Pas si pessimistes que ça ? 

  • A ceux qui peuvent vous accuser de crier à la catastrophe, vous avez envie de répondre quoi ? 

Chloé : Il y a beaucoup de critiques, on rigole des collapsologues, ils annoncent la fin du monde etc… Mais, nous, on part juste d’un constat scientifique – le rapport GIEC, le rapport Meadows, qui sont peu connus, mais qui sont une réalité. 

Antoine : Nous, on est engagés, mais on ne donne pas notre opinion personnelle dans le projet, on dépeint ce que ressent et pense notre génération…

Clémence : Il y a une grosse désinformation sur ce que c’est que la collapsologie et l’effondrement : c’est pas la fin du monde, de la civilisation humaine, mais celle de la civilisation industrielle telle qu’on la connaît. 

Chloé : La fonte des glaces, la montée des eaux, la disparition d’insectes et d’oiseaux… ce sont pas des choses abstraites, ce sont des choses réelles et il y a des chiffres pour montrer ça. 

Clémence : Du coup l’effondrement, c’est un laps de temps pendant lequel, à cause des différentes crises, on a du mal à encadrer l’accès aux biens de base : la santé, la nourriture et l’eau, la sécurité.
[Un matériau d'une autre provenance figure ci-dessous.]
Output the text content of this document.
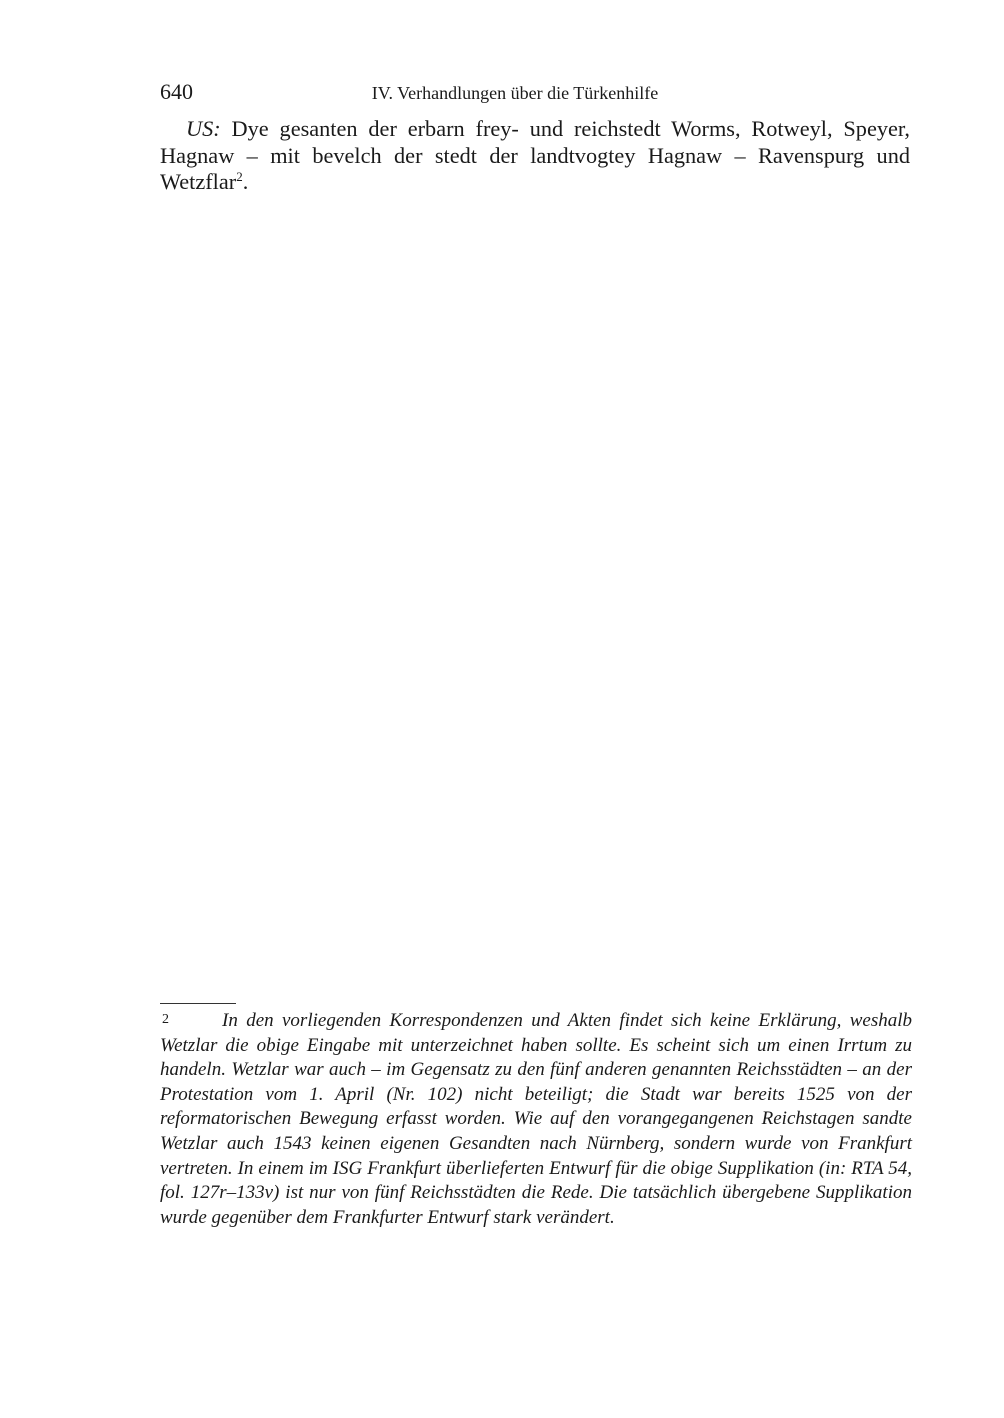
640	IV. Verhandlungen über die Türkenhilfe
US: Dye gesanten der erbarn frey- und reichstedt Worms, Rotweyl, Speyer, Hagnaw – mit bevelch der stedt der landtvogtey Hagnaw – Ravenspurg und Wetzflar$^2$.
2	In den vorliegenden Korrespondenzen und Akten findet sich keine Erklärung, weshalb Wetzlar die obige Eingabe mit unterzeichnet haben sollte. Es scheint sich um einen Irrtum zu handeln. Wetzlar war auch – im Gegensatz zu den fünf anderen genannten Reichsstädten – an der Protestation vom 1. April (Nr. 102) nicht beteiligt; die Stadt war bereits 1525 von der reformatorischen Bewegung erfasst worden. Wie auf den vorangegangenen Reichstagen sandte Wetzlar auch 1543 keinen eigenen Gesandten nach Nürnberg, sondern wurde von Frankfurt vertreten. In einem im ISG Frankfurt überlieferten Entwurf für die obige Supplikation (in: RTA 54, fol. 127r–133v) ist nur von fünf Reichsstädten die Rede. Die tatsächlich übergebene Supplikation wurde gegenüber dem Frankfurter Entwurf stark verändert.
Ce moment est temporaire, il faut remettre en place des systèmes qui peuvent être résilients face aux changements climatiques, aux crises économiques et politiques… 

Chloé : Et ces solutions, elles existent déjà : il suffit de regarder le documentaire Demain de Cyril Dion et Mélanie Laurent pour se rendre compte qu’il y a des solutions partout dans le monde qui fonctionnent. Les institutions politiques ne sont juste pas prêtes à mettre tout ça en place. 

Clémence : Et aussi, est-ce que les gens sont prêts à changer leurs modes de consommation ? Est-ce qu’ils sont assez informés ? 

Chloé : Pour prouver qu’on n’est pas pessimistes, il faut aller à une manif sur le climat: on se bat contre quelque chose de dur, mais pourtant il y a une volonté et une joie : des clowns, des enfants, c’est la fête !

Ce projet a permis à certains de prendre plus conscience de ce qui se passe et de commencer à changer leurs habitudes, à d’autres, de mettre des mots sur ce qu’ils ressentent et ce qu’ils vivent. Est-ce que vous avez des références artistiques à conseiller qui ont nourri ce travail? 

Clémence : Foutu pour foutu, un documentaire réalisé par deux jeunes lyonnais. Et Human de Yann Arthus-Bertrand : c’est juste l’humain qui témoigne !

Chloé : On a pas mal d’inspirations de Thinkerview pour le documentaire, car on laisse les gens parler le temps nécessaire, ce qui ne se fait plus trop maintenant. Moi j’ai trois documentaires à conseiller : Demain de Cyril Dion et Mélanie Laurent. La terre vue du cœur, de Iolande Cadrin-Rossignol : des scientifiques qui parlent du monde avec émotion et pas qu’avec des chiffres. The Biggest Little Farm, de John Chester, un documentaire émouvant où deux australiens achètent un terrain où le sol était mort, où il n’y avait plus de vie, plus rien… et en 10 ans, ils en font un grand jardin de permaculture… A chaque souci, y a une solution naturelle !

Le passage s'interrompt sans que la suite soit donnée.